Bole Passes
1 min readStar Trek director Cliff Bole has passed at the age of seventy-six.
Bole directed over forty episodes from three different Star Trek series.
Born in San Francisco, Bole began his career as a script clerk, advancing to script supervisor (McHale’s Navy in 1964), production supervisor and then director.
Most of Bole’s Trek work came on Star Trek: The Next Generation (twenty-five episodes, including The Best of Both Worlds), Star Trek: Deep Space Nine (seven episodes, including Equilibrium), and Star Trek: Voyager (ten episodes, including Tuvix).
The Bolians (The Next Generation: Conspiracy) were named for Bole.
Bole also directed episodes on shows such as T.J. Hooker, MacGyver, The Six Million Dollar Man, V, Fantasy Island, and Charlie’s Angels.
The cause of death was cancer, and his family has requested that those wishing to honor his memory do so by contributing to a cancer research organization. Bole is survived by his wife, Brenda, a daughter, two sons, and two grandsons.
Thanks to Ian S. for the tip!
Oh no! Another Trek luminary leaves us. I hope his passing was peaceful, and my deepest condolences to his family.
But I still feel like a twenty-one old, how can this be? “Best of Both Worlds” Part I, original air date, was the episode that brought me back to TNG, after having given up somewhere in the first or second year. Then spent a wonderful summer failing classes (as usual) and catching up on season three, while waiting for Part II and a fall of season four that was just spectacular. Semi-switched to Physics shortly thereafter, inspired by the techno-babble. Tempus fugit, all I can say.
Thanks to Mr. Bole (and all others) for their contribution to my youth, and RIP.
He was my favorite Trek director. He will be missed. 🙁
He will be missed. Very sad. As an aside, why is this site afraid of the word ‘die’?
Yeah, I’ve wondered that too. I “passed” a kidney stone a few months ago but I’m still here.
Winrich Kolbe was always my favorite; sadly he’s gone too.

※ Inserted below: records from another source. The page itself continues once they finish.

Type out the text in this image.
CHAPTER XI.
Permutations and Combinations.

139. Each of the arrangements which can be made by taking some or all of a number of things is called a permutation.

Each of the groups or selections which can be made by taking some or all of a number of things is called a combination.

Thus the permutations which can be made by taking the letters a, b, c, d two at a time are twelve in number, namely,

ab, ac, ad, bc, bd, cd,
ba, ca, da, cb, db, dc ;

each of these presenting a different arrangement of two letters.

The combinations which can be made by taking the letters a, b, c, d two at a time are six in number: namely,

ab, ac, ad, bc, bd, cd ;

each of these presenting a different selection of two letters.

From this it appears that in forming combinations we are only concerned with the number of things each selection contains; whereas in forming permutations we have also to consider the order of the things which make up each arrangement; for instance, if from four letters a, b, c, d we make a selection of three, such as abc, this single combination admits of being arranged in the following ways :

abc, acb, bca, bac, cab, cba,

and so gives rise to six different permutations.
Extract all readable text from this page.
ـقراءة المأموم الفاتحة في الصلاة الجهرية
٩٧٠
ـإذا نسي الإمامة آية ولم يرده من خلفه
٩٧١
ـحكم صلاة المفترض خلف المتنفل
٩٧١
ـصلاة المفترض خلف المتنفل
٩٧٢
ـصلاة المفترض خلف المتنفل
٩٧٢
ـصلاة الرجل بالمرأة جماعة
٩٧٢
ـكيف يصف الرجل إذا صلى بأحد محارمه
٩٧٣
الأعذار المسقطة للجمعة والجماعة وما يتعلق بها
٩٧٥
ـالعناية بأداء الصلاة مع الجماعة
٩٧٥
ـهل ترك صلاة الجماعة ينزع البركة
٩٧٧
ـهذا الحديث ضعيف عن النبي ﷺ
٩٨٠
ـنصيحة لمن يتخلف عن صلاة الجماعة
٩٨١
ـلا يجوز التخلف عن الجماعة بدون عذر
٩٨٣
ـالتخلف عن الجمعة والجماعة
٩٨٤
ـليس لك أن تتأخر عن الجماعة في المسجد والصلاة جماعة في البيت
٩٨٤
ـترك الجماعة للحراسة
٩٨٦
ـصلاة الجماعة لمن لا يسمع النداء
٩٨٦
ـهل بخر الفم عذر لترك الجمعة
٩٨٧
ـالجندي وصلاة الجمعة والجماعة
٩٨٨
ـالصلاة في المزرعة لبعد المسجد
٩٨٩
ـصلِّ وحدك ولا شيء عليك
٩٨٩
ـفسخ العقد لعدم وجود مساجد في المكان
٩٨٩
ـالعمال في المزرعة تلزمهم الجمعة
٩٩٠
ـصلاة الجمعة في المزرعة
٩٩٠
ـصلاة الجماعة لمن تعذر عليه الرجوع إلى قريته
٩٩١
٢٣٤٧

Cliff Bole was a student of mine when I was teaching flying in the early 1990s in Los Angeles. He was a gentleman and a vigorous, fun individual. I will miss Cliff, but his contributions to American culture will live on in his work.
That’s one of those facts that I’m not sure if I knew or not… if i did, it hits me as a surprise again.
TNG feels like just yesterday… it’s so sad to see these people die.
All the writing is done by T’Bonz, so she must prefer that term. I say die myself… but people have different preferences either personal or regional, nothing wrong with that.
It’s a shortening of “passed on” or “passed away”.